Inventiviteit van het veld
In sommige gevallen is fysiek contact in de ondersteuning onvermijdelijk (zie ook de quote onderaan). Zoals in lijn is met de maatregelen van het RIVM blijven zieke cliënten en begeleiders thuis. Vertoont een cliënt of begeleider geen symptomen, dan is contact mogelijk mits iedereen zich aan de hygiëne-maatregelen houdt. Dat betekent dat een mondkapje, handschoenen en regelmatig desinfecteren noodzakelijk zijn. Deze tijd laat ons zien dat er meer mogelijk is dan in eerste instantie werd gedacht. Dat blijkt ook uit de tal van alternatieven die in korte tijd zijn bedacht voor dagactiviteiten. Digitaal communiceren nam een vogelvlucht en het gebruik van apps en andere digitale leervolgsystemen wordt steeds meer benut.

Morele dilemma’s
Professionals in de dementiezorg en -ondersteuning krijgen met nieuwe regels en protocollen te maken. Zij doen hun uiterste best om die in te passen in hun dagelijks werk. Maar precies daar loopt het soms spaak. Want waar de medische wereld behoefte heeft aan protocollen en richtlijnen en de economie behoefte heeft aan duidelijkheid en voorspelbaarheid, is de leefwereld van mensen gebaat bij nabijheid, compassie en maatwerk. Juist die aspecten komen door de medische- en economische dominantie van de maatregelen onder druk te staan.

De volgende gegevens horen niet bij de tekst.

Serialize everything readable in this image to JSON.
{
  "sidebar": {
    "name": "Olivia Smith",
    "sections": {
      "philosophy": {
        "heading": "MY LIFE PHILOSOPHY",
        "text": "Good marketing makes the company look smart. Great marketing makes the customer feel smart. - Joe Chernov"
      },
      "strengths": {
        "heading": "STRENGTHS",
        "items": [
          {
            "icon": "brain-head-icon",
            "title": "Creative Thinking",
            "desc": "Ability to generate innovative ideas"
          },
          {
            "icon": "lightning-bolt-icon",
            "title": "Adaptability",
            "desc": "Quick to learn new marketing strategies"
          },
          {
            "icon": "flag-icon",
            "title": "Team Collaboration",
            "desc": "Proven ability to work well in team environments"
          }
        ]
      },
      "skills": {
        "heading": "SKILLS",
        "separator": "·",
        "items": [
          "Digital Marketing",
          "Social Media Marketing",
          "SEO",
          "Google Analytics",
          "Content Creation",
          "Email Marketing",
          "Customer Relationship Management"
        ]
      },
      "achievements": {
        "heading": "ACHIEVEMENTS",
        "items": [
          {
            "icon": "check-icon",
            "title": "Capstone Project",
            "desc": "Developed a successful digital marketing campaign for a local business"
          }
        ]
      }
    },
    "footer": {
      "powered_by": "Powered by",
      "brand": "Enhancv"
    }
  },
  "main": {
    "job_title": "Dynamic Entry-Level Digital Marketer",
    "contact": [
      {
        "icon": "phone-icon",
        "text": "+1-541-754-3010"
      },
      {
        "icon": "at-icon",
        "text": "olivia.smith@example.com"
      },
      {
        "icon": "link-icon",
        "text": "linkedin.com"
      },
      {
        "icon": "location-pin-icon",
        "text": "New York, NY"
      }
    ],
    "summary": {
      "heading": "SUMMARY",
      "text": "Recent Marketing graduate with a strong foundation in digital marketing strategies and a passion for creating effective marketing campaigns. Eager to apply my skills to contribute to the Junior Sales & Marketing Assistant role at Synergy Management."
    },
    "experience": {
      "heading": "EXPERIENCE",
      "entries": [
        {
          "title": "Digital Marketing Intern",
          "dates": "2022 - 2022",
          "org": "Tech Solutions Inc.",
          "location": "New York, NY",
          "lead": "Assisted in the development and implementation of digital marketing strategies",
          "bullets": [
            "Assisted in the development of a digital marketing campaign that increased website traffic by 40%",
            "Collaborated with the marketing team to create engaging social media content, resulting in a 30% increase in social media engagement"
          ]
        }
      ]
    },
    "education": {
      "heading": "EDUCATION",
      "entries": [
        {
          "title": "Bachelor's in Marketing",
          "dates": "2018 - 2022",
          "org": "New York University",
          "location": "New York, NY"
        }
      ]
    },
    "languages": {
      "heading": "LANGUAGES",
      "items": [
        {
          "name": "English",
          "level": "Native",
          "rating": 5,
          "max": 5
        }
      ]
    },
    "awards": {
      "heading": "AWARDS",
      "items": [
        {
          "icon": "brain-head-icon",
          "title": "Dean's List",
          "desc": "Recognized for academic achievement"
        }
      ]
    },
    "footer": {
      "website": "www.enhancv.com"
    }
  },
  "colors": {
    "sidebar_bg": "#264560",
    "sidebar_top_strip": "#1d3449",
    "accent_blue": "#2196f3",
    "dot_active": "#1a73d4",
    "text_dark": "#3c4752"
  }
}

Professionals geven aan soms maatwerk vorm te geven, waarbij het de vraag is of dat nog in lijn is met de richtlijn, maar waarbij wel het welzijn en kwaliteit van leven van de cliënt (en diens mantelzorger) gediend zijn. De uitdaging is om binnen de regels te blijven, maar de grenzen van haalbaar en mogelijk op te zoeken. In sommige gevallen betekent dat echter ook dat professionals hun eigen gezondheid riskeren c.q. de kans op besmetting aanvaarden om tóch iets te kunnen betekenen in de daginvulling van iemand met dementie. Daarmee kunnen zij indirect echter ook weer de gezondheid riskeren van andere mensen met dementie. Omdat zorg verlenen en zorg ontvangen gepaard gaat met verbondenheid, is het belangrijk om stil te staan bij deze morele dilemma’s in de praktijk. En om van deze veelal persoonlijke dilemma’s, organisatie- of maatschappelijke dilemma’s te maken om oplossingen voor te vinden. Als bestuur en management kun je hierbij ondersteunen door deze morele dilemma’s transparant te maken, er actief over mee te denken, medewerkers en cliënten en hun mantelzorgers te steunen bij keuzes en daar waar nodig extra randvoorwaarden te ontwikkelen of breder bespreekbaar maken om keuzes mogelijk te maken. Aandacht voor de gevoelens en ervaringen van alle betrokkenen leidt tot betere zorg en een hoger welbevinden van zorgontvangers, mantelzorgers en beroepskrachten in deze corona-tijd.

1,5 meter?

‘De 1,5 meter is bij veel activiteiten en in veel situaties niet vol te houden. Werken met mondkapjes is niet prettig voor het goede contact met mensen met gevorderde dementie. Zij begrijpen het niet.’